Wednesday, October 26, 2011
Anybody that thinks hip hop is dead needs a heavy dose of Homeboy Sandman shoved down their ear hole. Dude can rip the mic. Also, he ends this sick flow with the word Milwaukee, which makes this Wisconsin boy quite proud.
Tuesday, October 25, 2011
This might be one of my favorite minutes by Dilla. So simple yet that loop and beat work so well together you will dream about this beat even after all your music equipment has been seized by the man. Dilla = pushing things forward = MadChange
One of my favorite instrumentals I have discovered in 2011. I think the sample might be from T Bone Walker's "Cold, Cold Feeling". Rakim is on the original, which makes sense as no one else should be able to touch such a nice beat . It hits so hard you might break your neck.

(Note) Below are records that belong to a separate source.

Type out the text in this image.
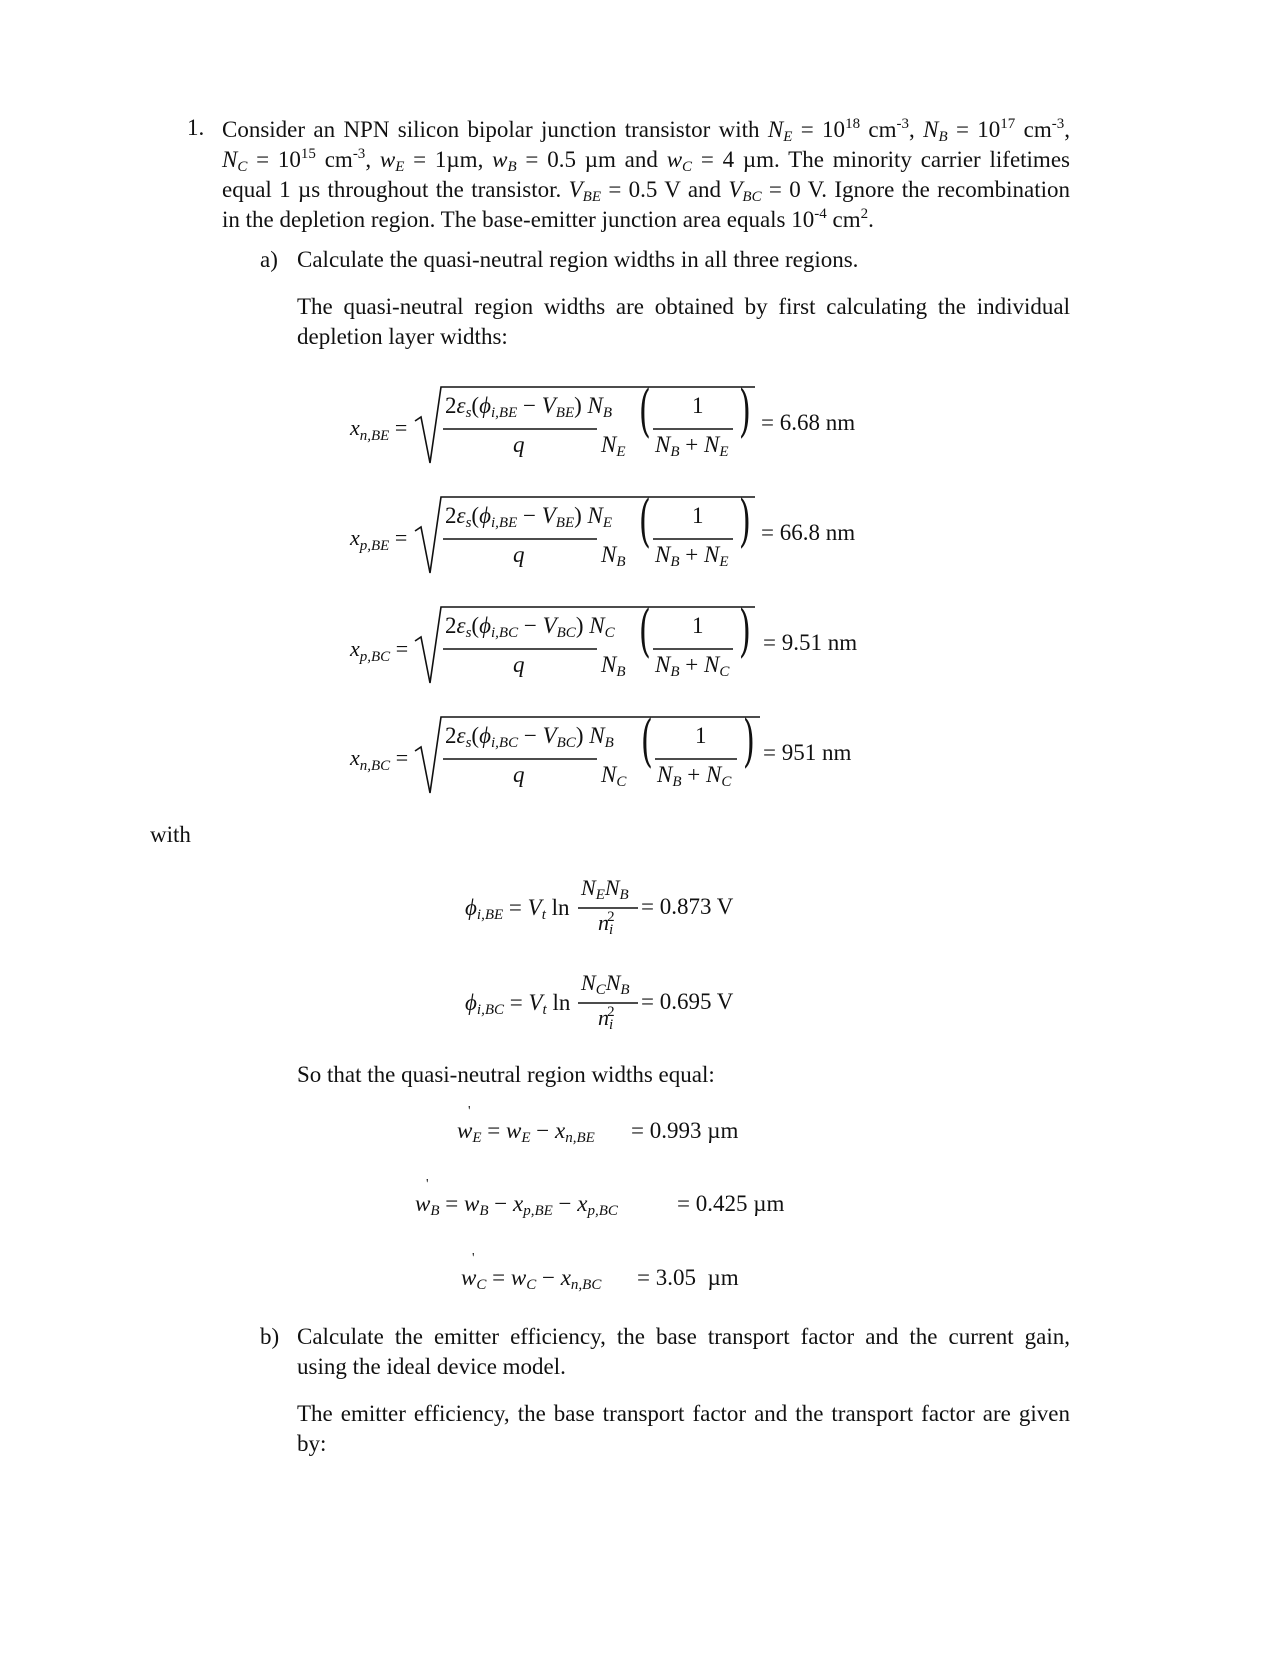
1. Consider an NPN silicon bipolar junction transistor with $N_E = 10^{18}$ $cm^{-3}$, $N_B = 10^{17}$ $cm^{-3}$,
$N_C = 10^{15}$ $cm^{-3}$, $w_E = 1\mu m$, $w_B = 0.5$ µm and $w_C = 4$ µm. The minority carrier lifetimes
equal 1 µs throughout the transistor. $V_{BE} = 0.5$ V and $V_{BC} = 0$ V. Ignore the recombination
in the depletion region. The base-emitter junction area equals $10^{-4}$ $cm^2$.
a) Calculate the quasi-neutral region widths in all three regions.
The quasi-neutral region widths are obtained by first calculating the individual
depletion layer widths:
$x_{n,BE}$ =
$2\varepsilon_s(\phi_{i,BE} - V_{BE})$ $N_B$
q	$N_E$
( 1
$N_B + N_E$
) = 6.68 nm
$x_{p,BE}$ =
$2\varepsilon_s(\phi_{i,BE} - V_{BE})$ $N_E$
q	$N_B$
( 1
$N_B + N_E$
) = 66.8 nm
$x_{p,BC}$ =
$2\varepsilon_s(\phi_{i,BC} - V_{BC})$ $N_C$
q	$N_B$
( 1
$N_B + N_C$
) = 9.51 nm
$x_{n,BC}$ =
$2\varepsilon_s(\phi_{i,BC} - V_{BC})$ $N_B$
q	$N_C$
( 1
$N_B + N_C$
) = 951 nm
with
$\phi_{i,BE} = V_t$ ln
$N_EN_B$
$n_i^2 = 0.873$ V
$\phi_{i,BC} = V_t$ ln
$N_CN_B$
$n_i^2 = 0.695$ V
So that the quasi-neutral region widths equal:
$w_E$
'
= $w_E - x_{n,BE} = 0.993$ µm
$w_B$
'
= $w_B - x_{p,BE} - x_{p,BC}$	= 0.425 µm
$w_C$
'
= $w_C - x_{n,BC} = 3.05$  µm
b) Calculate the emitter efficiency, the base transport factor and the current gain,
using the ideal device model.
The emitter efficiency, the base transport factor and the transport factor are given
by:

Thursday, October 20, 2011
And here is Big Youth as a a living legend performing in 2010 at the Garance Reggae Festival in France. He's still got it.
Here is a re-post about the underrated Reggae star Big Youth I just saw over at Dangerousminds.net (check out their blog, it's great):
Big Youth was a “toaster” or “DJ” who would basically rhyme and rap over records during the large outdoor Jamaican dance parties that used to be known as “sounds.” Taking his cue from U Roy, who was more or less the first DJ (or at least the genre’s first star), Big Youth would chat, chant, sort of sing and just bullshit on the mike, offering humor, politics and heady doses of Rasta spirituality. I was transfixed by Big Youth’s voice, subject matter and… just the whole image he projected of a wise God-loving and yet sexy ghetto preacher. The guy was incredible! Why didn’t the whole world know about him? Why wasn’t this guy acclaimed as a musical genius? He was the coolest motherfucker I’d ever heard of.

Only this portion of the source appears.